Question

A long solenoid of initial radius $R_0$ is put in a region of uniform magnetic field $\mathbf{B}$ with the axis of the solenoid aligned along the magnetic field. The solenoid is a part of a closed circuit that has no initial current running through it. If the radius of the solenoid starts increasing at a uniform rate, how do the magnetic field strength $B_{in}$ and the associated magnetic energy $U_{in}$ inside the solenoid change?

• A. $B_{in}$ decreases, $U_{in}$ decreases.
• B. $B_{in}$ increases, $U_{in}$ decreases.
• C. $B_{in}$ increases, $U_{in}$ increases.
• D. $B_{in}$ decreases, $U_{in}$ increases.

Hint:

For superconducting or low-resistance loops, the total magnetic flux $\Phi$ is conserved.
Using the relation $U \propto \frac{\Phi^2}{A}$ immediately shows that as the area $A$ increases, the stored magnetic energy $U$ must decrease.

Answer 1

The Correct Option is A

Step 1: Understanding the Concept:
In a closed loop with low resistance, the total magnetic flux must remain constant to oppose any external change (Lenz's Law Flux Conservation).

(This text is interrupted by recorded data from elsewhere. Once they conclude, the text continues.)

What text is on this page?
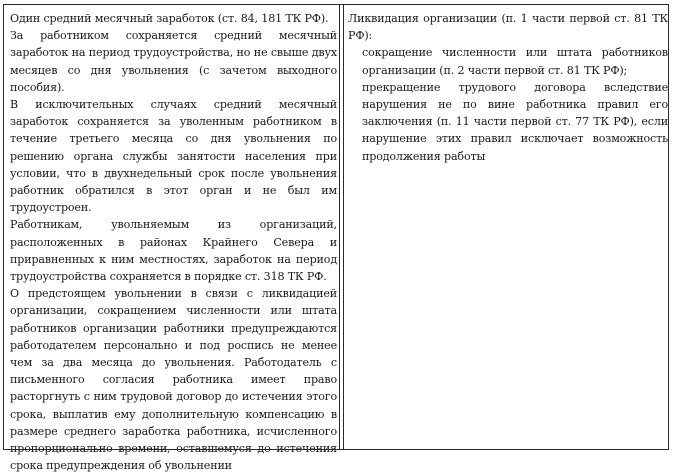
Один средний месячный заработок (ст. 84, 181 ТК РФ).

За работником сохраняется средний месячный заработок на период трудоустройства, но не свыше двух месяцев со дня увольнения (с зачетом выходного пособия).

В исключительных случаях средний месячный заработок сохраняется за уволенным работником в течение третьего месяца со дня увольнения по решению органа службы занятости населения при условии, что в двухнедельный срок после увольнения работник обратился в этот орган и не был им трудоустроен.

Работникам, увольняемым из организаций, расположенных в районах Крайнего Севера и приравненных к ним местностях, заработок на период трудоустройства сохраняется в порядке ст. 318 ТК РФ.

О предстоящем увольнении в связи с ликвидацией организации, сокращением численности или штата работников организации работники предупреждаются работодателем персонально и под роспись не менее чем за два месяца до увольнения. Работодатель с письменного согласия работника имеет право расторгнуть с ним трудовой договор до истечения этого срока, выплатив ему дополнительную компенсацию в размере среднего заработка работника, исчисленного пропорционально времени, оставшемуся до истечения срока предупреждения об увольнении

Ликвидация организации (п. 1 части первой ст. 81 ТК РФ):

сокращение численности или штата работников организации (п. 2 части первой ст. 81 ТК РФ);

прекращение трудового договора вследствие нарушения не по вине работника правил его заключения (п. 11 части первой ст. 77 ТК РФ), если нарушение этих правил исключает возможность продолжения работы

Step 2: Detailed Explanation:
1. Flux Conservation: Total flux \( \Phi = B_{\text{in}} \times \text{Area} = B_{\text{in}} \times \pi R^{2} = \text{constant} \).
As the radius \( R \) increases, the area increases. To keep \( \Phi \) constant, the magnetic field \( B_{\text{in}} \) must decrease.
2. Energy Analysis: Magnetic energy \( U_{\text{in}} = \frac{B_{\text{in}}^{2}}{2\mu_{0}} \times \text{Volume} \).
Volume of solenoid \( V = \text{Area} \times \text{length} = A \cdot \ell \).
Since \( B_{\text{in}} \propto 1/A \), then:
\[ U_{\text{in}} \propto \left(\frac{1}{A}\right)^{2} \times (A \cdot \ell) = \frac{1}{A} \]
As the area \( A \) increases, the total magnetic energy \( U_{\text{in}} \) decreases.

Step 3: Final Answer:
Both \( B_{\text{in}} \) and \( U_{\text{in}} \) decrease as the radius increases.